Nicht ganz lebensfremd hält es jemand aus dem MABB-Dunstkreis, dass Eva Flecken den Direktorenposten nicht allein ihrer Qualifikation verdankt, sondern auch ihrem Parteibuch. Mit Mitte 20 hatte die Promovendin ihr sozialliberales Herz entdeckt und arbeitete für einen SPD-Bundestagsabgeordneten. Kurt Beck war damals SPD-Chef, und sie trat in die Partei ein. Ob aus Begeisterung oder Protest, soll hier offenbleiben. Selber politisch aktiv wurde sie aber nie. Fakt ist: Der neunköpfige MABB-Medienrat, der als Aufsichtsgremium über die Personalie Flecken entschied, wird vom SPD-Landespolitiker Martin Gorholt geführt.
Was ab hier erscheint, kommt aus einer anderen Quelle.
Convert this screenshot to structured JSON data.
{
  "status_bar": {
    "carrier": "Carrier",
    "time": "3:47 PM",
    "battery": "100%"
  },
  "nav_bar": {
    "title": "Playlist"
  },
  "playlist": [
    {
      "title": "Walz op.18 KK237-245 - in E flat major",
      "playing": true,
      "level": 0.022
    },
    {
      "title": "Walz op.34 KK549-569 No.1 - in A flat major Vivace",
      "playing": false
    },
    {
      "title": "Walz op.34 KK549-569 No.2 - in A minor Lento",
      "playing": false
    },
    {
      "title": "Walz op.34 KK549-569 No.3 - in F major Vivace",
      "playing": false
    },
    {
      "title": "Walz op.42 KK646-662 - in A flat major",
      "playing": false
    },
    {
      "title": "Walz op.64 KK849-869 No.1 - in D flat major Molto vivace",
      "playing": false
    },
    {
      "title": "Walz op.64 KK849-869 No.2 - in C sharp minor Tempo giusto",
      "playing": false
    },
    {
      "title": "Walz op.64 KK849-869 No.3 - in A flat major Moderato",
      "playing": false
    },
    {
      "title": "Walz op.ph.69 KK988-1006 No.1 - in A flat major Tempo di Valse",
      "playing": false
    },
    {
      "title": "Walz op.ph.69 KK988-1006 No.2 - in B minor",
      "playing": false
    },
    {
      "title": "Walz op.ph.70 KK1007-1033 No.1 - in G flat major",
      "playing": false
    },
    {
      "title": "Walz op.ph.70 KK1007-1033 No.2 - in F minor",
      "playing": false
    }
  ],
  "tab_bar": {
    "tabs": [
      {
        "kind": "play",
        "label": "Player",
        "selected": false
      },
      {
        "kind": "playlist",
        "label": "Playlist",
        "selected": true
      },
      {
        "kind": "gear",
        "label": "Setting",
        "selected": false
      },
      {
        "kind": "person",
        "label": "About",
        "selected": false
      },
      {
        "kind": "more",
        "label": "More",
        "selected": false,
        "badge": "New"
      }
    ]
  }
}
Die letzte Auswahlrunde ging schließlich an sie und nicht die Amtsinhaberin Anja Zimmer, die erneut kandidierte.

 

"Nackte Haut oder ein nacktes Hakenkreuz ist für eine KI leichter zu erkennen als Desinformation."

 

Auch wenn Eva Flecken glauben machen möchte, dass im heterogen besetzten Medienrat „nicht entlang von Parteilinien abgestimmt“ werde, dürfte ihr die Nähe zur SPD durchaus von Nutzen sein. Sowohl die Regierung Berlins als auch Brandenburgs steht unter sozialdemokratischer Führung. Mancher Weg ist für die Chefin der Zweiländeranstalt sicher kürzer. Leichter als die anderen Medienanstaltsleitungen hat sie es bei der Bewältigung einer Riesenzusatzaufgabe indes nicht.

Ein Vierteljahr vor Fleckens Amtsantritt im März 2021 trat der neue Medienstaatsvertrag in Kraft. Neben dem privaten Rundfunk müssen die 14 Medienanstalten in ihrem jeweiligen Bundesland nun auch Online-Medien auf ihre journalistische Sorgfaltspflicht hin observieren. Zusätzliches Geld gibt es dafür nicht. Künstliche Intelligenz soll da aus der Patsche helfen.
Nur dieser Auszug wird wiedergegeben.